Des personnages improbables comme chacun de nous, campent les protagonistes de cette dramaturgie du désenchantement: « La Sentinelle, flic tourmenté, enquête sur la disparition de la femme du ponte de La Grosse Boîte ; Clarimont Laventure, comptable au service financier de ladite boîte, est hanté par un amour perdu ; et Irina Guérilla, jeune diplômée en lettres, cherche furieusement du travail. Clarimont rencontre Irina et, chabadabada, une étincelle rallume le désir dans ses veines tandis qu’Irina est convaincue d’avoir rencontré l’homme de sa vie.«
Un des personnages nous rappelle que nous passons par une trilogie (occidentale) de rites plus ou moins conscients : le complexe d’Œdipe, le complexe du homard, que Françoise Dolto a développé en observant le passage de l’enfance à l’adolescence qui se fait souvent, s’il n’est pas résilient des accidents de parcours, par le développement d’une carapace qui mettrait l’adolescent à l’abri du monde extérieur et enfin, le complexe de Robinson, largement répandu aujourd’hui, qui consisterait à se replier sur son île, sur son idéologie, sa nation, son identité. De façon vulgaire : un trentenaire fatigué se faisant livrer des pizzas dans son appartement où il vit connecté.
Les amours et les passions ont toujours été les portes de sortie des époques traumatiques et les sentiments déclinés de plus en plus en émotions passagères et fragiles, sont les ingrédients de la matière dont sont faits les personnages de la pièce.
Ils s’entrelacent, se confrontent, doutent, se désirent et vont dans leur vie, comme des figures désirantes au cœur meurtri. Pascal écrivait dans ses Pensées : « Aller sur la mer, marcher sur une planche ». Ne dirait-on pas une façon d’être au monde que nous reconnaissons dans les multiples crises déclinées dans le vocabulaire contemporain ?
Stanislas Cotton développe une vision généreuse de l’homme où jamais toutes les portes ne restent fermées et où dans le conflit résident la réconciliation et peut-être une harmonie tant désirée.

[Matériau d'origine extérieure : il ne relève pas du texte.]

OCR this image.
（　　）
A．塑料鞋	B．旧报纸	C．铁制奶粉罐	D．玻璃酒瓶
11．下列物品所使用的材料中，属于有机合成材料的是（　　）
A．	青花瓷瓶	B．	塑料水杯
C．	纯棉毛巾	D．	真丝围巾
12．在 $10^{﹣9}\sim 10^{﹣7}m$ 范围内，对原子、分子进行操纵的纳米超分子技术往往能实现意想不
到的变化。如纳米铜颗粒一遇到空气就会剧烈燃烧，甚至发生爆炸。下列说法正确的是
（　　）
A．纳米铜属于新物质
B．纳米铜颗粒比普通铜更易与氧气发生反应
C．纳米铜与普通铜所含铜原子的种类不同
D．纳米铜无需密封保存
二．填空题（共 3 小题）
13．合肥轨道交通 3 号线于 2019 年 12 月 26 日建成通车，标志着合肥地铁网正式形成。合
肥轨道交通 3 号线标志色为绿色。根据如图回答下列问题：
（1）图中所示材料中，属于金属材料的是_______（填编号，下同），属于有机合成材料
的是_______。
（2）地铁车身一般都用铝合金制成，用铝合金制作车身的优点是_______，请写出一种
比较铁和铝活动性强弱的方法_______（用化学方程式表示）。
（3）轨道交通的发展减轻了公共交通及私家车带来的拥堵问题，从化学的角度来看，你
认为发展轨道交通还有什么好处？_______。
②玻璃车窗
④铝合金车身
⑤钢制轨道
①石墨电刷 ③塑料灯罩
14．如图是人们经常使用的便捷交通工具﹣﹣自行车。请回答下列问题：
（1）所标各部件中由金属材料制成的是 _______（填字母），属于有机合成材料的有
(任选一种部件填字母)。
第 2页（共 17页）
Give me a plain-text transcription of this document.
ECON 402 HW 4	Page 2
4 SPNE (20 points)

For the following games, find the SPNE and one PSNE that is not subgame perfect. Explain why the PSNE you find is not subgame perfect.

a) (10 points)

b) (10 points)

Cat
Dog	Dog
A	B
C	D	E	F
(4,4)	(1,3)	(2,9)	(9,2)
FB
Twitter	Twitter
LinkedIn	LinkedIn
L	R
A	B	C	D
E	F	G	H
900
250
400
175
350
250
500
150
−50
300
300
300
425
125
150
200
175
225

Écrire à propos d’une pièce de théâtre qu’on n’a pas vue et dont on ne connaît que le texte, est toujours difficile, car ce qui nous reste, ce sont les échos, les fragments, les ruines fondatrices d’un ensemble qui s’appelle la représentation. Antoine Vitez disait du texte de théâtre que c’était comme un grand vaisseau englouti et que nous n’entendions plus courir sur le pont les marins affairés, le vent battre les voiles et les vagues se fracasser contre la coque de cette même représentation.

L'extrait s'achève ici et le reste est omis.